Ceci d’ailleurs pour dire que malgré tous ces bouleversements techniques, le bon vieux débat « faut-il centraliser ? faut-il déconcentrer ? » continuera à persister dans les réunions de direction générale. La numérisation est porteuse de ces deux tendances contraires, on le sait. On va vu récemment une tendance à l’éclatement de cette fonction informative pour la gestion du risque, pour le contrôle de gestion, autrefois dévolue à la seule direction financière. J’en serais à faire le pari qu’on va revenir dans le futur à davantage de concentration, l’unité profonde de tout cela étant le support informationnel à fournir aux activités « productives » de l’entreprise : produire, vendre, recruter, etc.

Le bilan de l’entreprise va changer de figure, à plusieurs titres. On sous-estime l’impact de la numérisation sur ce qu’on appelle le capital circulant, c’est-à-dire les éléments du BFR. Les stocks se gèrent mieux sous le coup d’innovations techniques : pensez à la révolution des puces RFID pour informer en temps réel ; pensez à l’impression 3-D qui permet une déconcentration des stocks, voire leur disparition simple, comme demain chez les distributeurs de pièces détachées. Les délais clients et fournisseurs vont rester pour pas mal de temps ce casse-tête que connaissent bien les directions financières, commerciales ou des achats. Or, on s’aperçoit que ces délais ont principalement une fonction assurantielle : être sûrs que la marchandise achetée est la bonne ; être sûrs qu’elle va être payée. Ce n’est là encore que de l’information, et donc le lieu de gains de productivité immenses dans la bonne réalisation du contrat, dans la surveillance en temps réel, etc. De sorte qu’on peut raisonnablement parier sur une réduction à terme des délais de paiement et de l’importance du poste BFR dans le bilan de l’entreprise. Personne n’ira le regretter. Il prendra peut-être une forme plus financière, comme par exemple un épaulement croisé entre fournisseur et client, consistant à faire du crédit client ou fournisseur.

Dans le même temps, pour en revenir au risque, la qualité de crédit des contreparties de l’entreprise, principalement les clients, sera de mieux en mieux suivie, par des procédures KYC (« Know Your Customer ») plus affiné, parfois même avec le recours à des techniques blockchain pour certifier les identités ou l’origine des fonds.
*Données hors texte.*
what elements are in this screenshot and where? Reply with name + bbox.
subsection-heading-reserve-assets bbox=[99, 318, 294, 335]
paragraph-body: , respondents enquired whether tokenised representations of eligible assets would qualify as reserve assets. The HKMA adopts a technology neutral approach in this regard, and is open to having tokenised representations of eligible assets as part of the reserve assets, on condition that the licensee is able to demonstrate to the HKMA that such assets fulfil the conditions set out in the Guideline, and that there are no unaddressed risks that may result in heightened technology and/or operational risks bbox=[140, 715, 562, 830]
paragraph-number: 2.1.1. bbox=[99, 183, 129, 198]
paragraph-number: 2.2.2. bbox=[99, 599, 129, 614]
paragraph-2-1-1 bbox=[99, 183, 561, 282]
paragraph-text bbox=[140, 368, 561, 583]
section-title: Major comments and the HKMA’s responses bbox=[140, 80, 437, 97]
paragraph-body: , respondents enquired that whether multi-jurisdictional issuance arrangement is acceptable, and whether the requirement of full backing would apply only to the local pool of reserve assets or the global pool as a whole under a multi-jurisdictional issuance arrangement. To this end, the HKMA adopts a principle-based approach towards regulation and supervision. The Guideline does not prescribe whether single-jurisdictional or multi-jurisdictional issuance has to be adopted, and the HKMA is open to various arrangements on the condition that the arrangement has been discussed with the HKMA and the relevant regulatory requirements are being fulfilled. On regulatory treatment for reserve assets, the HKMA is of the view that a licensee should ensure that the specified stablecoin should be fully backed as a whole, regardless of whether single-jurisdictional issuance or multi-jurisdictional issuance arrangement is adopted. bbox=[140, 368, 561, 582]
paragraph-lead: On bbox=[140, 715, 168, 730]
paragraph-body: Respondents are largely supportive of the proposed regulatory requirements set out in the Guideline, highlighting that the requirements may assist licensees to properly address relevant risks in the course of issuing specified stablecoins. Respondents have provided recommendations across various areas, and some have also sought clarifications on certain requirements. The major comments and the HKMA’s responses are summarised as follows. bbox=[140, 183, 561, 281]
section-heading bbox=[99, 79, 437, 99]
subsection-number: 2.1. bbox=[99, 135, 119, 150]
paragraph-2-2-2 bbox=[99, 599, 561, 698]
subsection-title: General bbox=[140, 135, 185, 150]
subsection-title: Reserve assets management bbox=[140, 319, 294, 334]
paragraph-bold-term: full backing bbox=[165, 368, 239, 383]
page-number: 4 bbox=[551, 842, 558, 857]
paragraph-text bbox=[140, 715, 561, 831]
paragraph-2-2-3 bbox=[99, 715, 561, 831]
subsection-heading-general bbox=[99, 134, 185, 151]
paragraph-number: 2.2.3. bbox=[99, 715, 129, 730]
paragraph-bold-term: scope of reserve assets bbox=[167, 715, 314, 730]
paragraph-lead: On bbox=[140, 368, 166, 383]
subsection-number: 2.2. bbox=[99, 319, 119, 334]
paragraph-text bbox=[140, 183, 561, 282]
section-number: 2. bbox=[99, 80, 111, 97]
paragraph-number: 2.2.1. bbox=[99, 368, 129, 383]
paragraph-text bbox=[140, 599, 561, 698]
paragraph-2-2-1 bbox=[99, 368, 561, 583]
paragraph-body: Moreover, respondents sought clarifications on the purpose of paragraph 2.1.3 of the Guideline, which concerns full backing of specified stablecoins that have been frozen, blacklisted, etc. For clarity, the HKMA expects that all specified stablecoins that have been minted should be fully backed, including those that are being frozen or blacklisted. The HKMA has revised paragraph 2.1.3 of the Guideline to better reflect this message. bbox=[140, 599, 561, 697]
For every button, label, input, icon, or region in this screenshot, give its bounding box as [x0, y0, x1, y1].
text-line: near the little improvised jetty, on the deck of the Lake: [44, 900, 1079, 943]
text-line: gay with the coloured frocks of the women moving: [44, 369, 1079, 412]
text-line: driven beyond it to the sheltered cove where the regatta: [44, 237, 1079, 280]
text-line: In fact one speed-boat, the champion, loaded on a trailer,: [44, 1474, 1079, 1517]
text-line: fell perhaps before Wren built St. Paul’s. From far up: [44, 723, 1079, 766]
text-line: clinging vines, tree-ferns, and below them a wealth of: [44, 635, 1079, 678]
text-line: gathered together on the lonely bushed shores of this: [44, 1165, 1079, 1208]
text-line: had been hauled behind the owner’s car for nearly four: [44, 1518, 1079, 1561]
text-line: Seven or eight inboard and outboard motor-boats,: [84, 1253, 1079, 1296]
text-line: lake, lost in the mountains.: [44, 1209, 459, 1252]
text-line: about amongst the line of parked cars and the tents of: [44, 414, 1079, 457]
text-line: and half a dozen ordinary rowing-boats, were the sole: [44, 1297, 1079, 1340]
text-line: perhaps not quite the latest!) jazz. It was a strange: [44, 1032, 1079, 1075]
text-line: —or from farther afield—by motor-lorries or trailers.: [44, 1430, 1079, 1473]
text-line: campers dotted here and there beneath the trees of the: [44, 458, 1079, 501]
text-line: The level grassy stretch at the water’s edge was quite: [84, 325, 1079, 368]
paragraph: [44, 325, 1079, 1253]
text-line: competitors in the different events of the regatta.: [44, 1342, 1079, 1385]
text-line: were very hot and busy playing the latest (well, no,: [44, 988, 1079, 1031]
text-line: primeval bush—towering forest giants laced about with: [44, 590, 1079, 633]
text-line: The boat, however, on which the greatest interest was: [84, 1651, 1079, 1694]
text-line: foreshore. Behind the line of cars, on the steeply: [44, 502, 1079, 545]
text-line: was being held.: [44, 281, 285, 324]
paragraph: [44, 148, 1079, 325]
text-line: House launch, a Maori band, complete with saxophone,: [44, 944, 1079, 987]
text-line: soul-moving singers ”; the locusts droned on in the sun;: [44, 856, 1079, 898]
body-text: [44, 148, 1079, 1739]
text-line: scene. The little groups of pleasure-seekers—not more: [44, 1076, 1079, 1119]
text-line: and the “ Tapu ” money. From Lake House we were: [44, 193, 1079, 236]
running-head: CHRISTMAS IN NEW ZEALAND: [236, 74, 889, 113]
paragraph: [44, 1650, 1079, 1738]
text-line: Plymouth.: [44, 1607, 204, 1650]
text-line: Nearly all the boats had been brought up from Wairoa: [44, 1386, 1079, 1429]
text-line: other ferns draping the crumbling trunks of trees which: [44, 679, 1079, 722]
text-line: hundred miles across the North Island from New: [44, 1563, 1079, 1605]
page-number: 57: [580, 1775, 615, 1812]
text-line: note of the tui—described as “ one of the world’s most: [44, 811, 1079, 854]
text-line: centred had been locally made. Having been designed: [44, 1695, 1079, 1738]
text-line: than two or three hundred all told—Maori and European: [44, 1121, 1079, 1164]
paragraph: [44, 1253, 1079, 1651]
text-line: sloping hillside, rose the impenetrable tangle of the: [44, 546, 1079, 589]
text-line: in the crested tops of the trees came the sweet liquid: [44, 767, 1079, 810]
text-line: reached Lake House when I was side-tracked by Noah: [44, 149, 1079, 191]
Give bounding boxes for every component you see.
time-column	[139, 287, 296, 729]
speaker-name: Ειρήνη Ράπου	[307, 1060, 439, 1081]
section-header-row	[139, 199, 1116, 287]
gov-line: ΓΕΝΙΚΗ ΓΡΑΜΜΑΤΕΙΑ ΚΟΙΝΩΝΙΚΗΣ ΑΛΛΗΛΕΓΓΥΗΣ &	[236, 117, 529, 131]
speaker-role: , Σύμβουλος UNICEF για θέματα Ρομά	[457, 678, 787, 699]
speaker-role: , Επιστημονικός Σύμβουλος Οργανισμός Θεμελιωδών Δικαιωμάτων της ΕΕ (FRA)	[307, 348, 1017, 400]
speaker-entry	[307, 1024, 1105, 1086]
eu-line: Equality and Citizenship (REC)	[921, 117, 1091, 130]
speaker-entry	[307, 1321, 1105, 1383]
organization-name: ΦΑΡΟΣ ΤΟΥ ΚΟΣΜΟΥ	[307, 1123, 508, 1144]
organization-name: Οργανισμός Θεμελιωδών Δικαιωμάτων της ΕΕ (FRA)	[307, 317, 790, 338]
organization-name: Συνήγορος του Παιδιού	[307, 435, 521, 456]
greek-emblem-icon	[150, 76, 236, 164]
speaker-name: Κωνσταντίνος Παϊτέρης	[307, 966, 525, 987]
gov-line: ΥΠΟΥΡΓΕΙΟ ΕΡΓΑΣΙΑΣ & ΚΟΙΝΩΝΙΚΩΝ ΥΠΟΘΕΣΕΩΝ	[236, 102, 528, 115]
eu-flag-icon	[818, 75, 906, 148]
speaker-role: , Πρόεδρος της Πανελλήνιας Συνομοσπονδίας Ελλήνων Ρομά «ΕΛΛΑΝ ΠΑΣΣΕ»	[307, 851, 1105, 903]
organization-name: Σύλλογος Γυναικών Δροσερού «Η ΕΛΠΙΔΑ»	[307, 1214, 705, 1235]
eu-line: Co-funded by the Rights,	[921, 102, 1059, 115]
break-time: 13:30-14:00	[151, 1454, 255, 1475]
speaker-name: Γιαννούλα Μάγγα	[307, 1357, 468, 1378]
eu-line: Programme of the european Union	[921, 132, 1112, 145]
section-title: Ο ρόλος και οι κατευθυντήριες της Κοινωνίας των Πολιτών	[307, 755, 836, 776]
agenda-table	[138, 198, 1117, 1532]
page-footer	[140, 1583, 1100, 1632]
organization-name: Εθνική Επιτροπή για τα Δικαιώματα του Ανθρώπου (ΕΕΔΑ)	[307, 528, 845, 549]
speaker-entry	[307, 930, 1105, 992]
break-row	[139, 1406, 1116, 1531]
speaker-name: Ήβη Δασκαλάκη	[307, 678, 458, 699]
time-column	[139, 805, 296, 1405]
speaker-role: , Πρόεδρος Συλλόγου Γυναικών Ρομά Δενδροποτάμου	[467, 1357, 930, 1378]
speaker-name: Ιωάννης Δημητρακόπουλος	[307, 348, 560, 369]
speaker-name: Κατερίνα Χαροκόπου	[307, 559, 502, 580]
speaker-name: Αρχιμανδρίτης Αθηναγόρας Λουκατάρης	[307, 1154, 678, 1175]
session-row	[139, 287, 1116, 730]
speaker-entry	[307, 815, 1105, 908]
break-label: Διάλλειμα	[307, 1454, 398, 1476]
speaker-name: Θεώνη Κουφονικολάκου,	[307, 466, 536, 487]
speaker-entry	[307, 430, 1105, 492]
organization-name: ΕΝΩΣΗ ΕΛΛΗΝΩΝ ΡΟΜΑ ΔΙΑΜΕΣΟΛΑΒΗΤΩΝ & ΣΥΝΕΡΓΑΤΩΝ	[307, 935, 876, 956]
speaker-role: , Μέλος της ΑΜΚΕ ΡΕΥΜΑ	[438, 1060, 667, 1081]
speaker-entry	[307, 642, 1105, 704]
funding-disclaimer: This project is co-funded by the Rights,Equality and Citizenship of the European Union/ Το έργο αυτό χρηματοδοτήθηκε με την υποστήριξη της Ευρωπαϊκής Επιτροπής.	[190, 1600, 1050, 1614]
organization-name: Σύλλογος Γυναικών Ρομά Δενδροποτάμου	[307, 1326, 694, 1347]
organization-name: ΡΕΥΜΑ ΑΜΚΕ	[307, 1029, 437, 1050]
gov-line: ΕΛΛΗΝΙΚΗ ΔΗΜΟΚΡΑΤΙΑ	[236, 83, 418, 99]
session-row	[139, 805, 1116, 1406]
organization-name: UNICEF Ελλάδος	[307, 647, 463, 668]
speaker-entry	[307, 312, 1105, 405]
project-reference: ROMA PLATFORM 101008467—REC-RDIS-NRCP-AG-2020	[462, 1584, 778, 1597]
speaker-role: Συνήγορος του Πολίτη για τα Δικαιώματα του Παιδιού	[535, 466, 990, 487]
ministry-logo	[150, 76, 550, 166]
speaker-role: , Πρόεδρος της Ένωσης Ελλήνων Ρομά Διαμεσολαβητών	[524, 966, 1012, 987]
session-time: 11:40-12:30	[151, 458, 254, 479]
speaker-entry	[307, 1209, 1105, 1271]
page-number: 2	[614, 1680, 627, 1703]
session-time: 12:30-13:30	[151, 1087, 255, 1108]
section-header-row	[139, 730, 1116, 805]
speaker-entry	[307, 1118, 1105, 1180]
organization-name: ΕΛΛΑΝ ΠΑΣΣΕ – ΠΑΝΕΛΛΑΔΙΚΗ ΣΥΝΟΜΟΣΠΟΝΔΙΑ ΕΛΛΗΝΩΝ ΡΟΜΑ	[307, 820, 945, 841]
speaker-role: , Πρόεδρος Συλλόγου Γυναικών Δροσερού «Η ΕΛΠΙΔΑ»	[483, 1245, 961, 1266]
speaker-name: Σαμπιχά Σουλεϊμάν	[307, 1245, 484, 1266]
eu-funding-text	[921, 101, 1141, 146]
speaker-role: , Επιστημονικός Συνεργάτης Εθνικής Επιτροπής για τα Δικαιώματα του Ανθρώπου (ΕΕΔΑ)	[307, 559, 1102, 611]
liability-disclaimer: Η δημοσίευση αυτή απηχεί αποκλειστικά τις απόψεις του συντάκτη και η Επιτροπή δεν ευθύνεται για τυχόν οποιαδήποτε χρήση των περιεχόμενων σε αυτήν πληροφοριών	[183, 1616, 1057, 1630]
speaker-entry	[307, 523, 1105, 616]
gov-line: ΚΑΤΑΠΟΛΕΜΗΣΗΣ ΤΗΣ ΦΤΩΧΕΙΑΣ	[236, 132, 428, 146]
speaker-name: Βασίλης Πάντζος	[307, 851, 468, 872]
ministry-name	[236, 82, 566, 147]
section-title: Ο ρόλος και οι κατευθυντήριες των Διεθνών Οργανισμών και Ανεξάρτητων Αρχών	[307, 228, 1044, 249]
La fonction cash est déjà rentrée dans une autre ère. Plus que le cash, c’est-à-dire son support physique ou juridique, c’est l’information sur le cash qui compte. De plus, les coûts de transferts diminuent constamment ; ils sont dans l’idéal de purs mouvements d’électron. C’est ce qui permettra d’optimiser le « cash-outil », c’est-à-dire la trésorerie qui permet de faire face au jour le jour à l’activité (genre les pièces de monnaie que le commerçant garde le soir dans son tiroir-caisse). Pour des grandes entreprises, on imagine déjà que les techniques d’intelligence artificielle sauront détecter des profils stables dans les flux de trésorerie, et affiner considérablement les prévisions et gérer le cash en « juste à temps ». On passe dans une logique du « moins mais mieux ». La trésorerie aura une fonction plus financière et assurantielle : assurer la liquidité d’ensemble du bilan. Les gens pensent que la numérisation signifie moins d’actifs corporels au bilan. C’est probablement une erreur. Illustrons cela en imaginant un choc réglementaire ou culturel qui dissuade les clients de McDonald’s d’acheter ses hamburgers. C’est là qu’on verra que la valeur de l’entreprise est autant la marque que les milliers de sites commerciaux excellemment placés qu’elle a été capable de bâtir, souvent en pleine propriété. Ce qui est sûr, c’est que la stratégie financière de l’entreprise portera de plus en plus sur l’arbitrage entre détention directe d’actifs ou location déportée sur des entités financièrement indépendantes, sur le mode aujourd’hui des compagnies aériennes. Ceci permet d’optimiser la gestion du risque et le coût du capital.

Ce sont alors les frontières mêmes de l’entreprise qui deviennent plus que jamais mouvantes, au point même de se dissoudre, comme pour certaines plateformes numériques. Le directeur financier participe alors au plus haut point à la réflexion sur la bonne structuration industrielle et comme toujours, sur la « vente » du projet aux partenaires financiers.

 

Cet article a été publié dans le numéro 364 (novembre/décembre 2018) de la revue finance&gestion.